Hertz’s Move: A Shake-Up in the EV Landscape

In a surprising turn of events, Hertz, the prominent rental giant, is bidding farewell to its electric vehicle (EV) fleet, totaling 20,000 cars, predominantly Teslas. This shift from EVs to gas-powered vehicles comes as Hertz cites high repair costs and lackluster demand for its EV rental offerings.

Impact on Perception and the Second-hand Market

Industry analysts are concerned that Hertz’s decision could cast a shadow over the public’s perception of EV technology. Karl Brauer, an analyst at iSeeCars.com, points out that the move might amplify the existing reluctance of mainstream consumers to embrace EVs, adding a new layer of skepticism.

Repair Costs and Consumer Concerns

One significant factor contributing to the higher costs of maintaining EVs is the lack of expertise and challenges in obtaining replacement parts for these relatively new vehicles.

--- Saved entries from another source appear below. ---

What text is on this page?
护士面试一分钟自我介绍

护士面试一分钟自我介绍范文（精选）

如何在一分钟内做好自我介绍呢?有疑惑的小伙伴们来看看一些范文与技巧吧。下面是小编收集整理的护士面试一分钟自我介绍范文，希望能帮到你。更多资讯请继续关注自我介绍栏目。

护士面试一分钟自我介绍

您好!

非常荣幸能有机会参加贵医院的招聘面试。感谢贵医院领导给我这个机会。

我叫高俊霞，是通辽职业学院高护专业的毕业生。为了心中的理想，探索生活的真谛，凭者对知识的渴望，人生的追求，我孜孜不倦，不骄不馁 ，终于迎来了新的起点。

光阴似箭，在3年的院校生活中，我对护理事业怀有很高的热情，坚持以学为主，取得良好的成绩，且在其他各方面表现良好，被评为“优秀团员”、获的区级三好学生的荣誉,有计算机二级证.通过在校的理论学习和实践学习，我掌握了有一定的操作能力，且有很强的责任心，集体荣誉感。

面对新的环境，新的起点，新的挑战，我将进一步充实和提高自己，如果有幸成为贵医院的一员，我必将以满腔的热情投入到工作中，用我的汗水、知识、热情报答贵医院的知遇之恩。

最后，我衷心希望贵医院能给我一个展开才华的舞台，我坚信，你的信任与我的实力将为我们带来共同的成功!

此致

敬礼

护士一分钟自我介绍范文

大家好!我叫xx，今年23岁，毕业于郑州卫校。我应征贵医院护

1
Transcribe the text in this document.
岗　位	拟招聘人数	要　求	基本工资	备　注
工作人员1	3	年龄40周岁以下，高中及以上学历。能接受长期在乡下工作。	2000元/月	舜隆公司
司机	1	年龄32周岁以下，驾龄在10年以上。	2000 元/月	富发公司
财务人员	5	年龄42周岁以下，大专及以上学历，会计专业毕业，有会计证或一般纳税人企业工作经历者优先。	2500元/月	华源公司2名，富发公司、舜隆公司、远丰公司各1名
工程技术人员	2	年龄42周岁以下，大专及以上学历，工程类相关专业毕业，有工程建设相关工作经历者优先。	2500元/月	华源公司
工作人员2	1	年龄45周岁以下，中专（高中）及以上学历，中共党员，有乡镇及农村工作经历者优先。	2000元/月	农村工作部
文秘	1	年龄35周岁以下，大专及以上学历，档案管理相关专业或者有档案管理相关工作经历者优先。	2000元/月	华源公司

Hertz CEO Stephen Scherr attributed elevated repair costs to damages, particularly on Teslas, and criticized Tesla for not offering discounts on bulk purchases of replacement parts, unlike other automakers.

User Errors and Growing Pains

Scherr revealed that Hertz had imposed limitations on torque and speed for certain EVs, offering them to more experienced users after incidents of front-end collisions with less experienced renters. A survey by Consumer Reports indicates that EVs, both from startups and legacy automakers new to the technology, face more issues than their gas-powered counterparts.

Wider Shifts in the EV Landscape

Hertz’s move highlights broader shifts in the EV landscape, with legacy automakers scaling back production plans amid slowing demand. The growth of EV sales in North America is expected to decelerate from 72% in 2023 to around 27% in the current year, according to Canalys.

Potential Impact on Second-hand Market

Experts predict that Hertz might have to sell its EVs at significant discounts due to higher mileage and visible damages. Scott Case, CEO of EV research firm Recurrent Auto, notes that some Hertz Model 3s show cosmetic wear, potentially influencing the second-hand market, where Tesla prices are already notably lower than their gas-powered counterparts.

Tax Credits and Future Prospects

Despite the challenges, Hertz could benefit from a $4,000 tax credit for certain used EVs under the Inflation Reduction Act. Some experts believe that the high repair costs are a short-term hurdle that will diminish as more EVs hit the roads and infrastructure catches up with the transition.

In essence, Hertz’s decision marks a pivotal moment in the ongoing narrative of the EV industry, highlighting challenges, perceptions, and potential shifts in the market.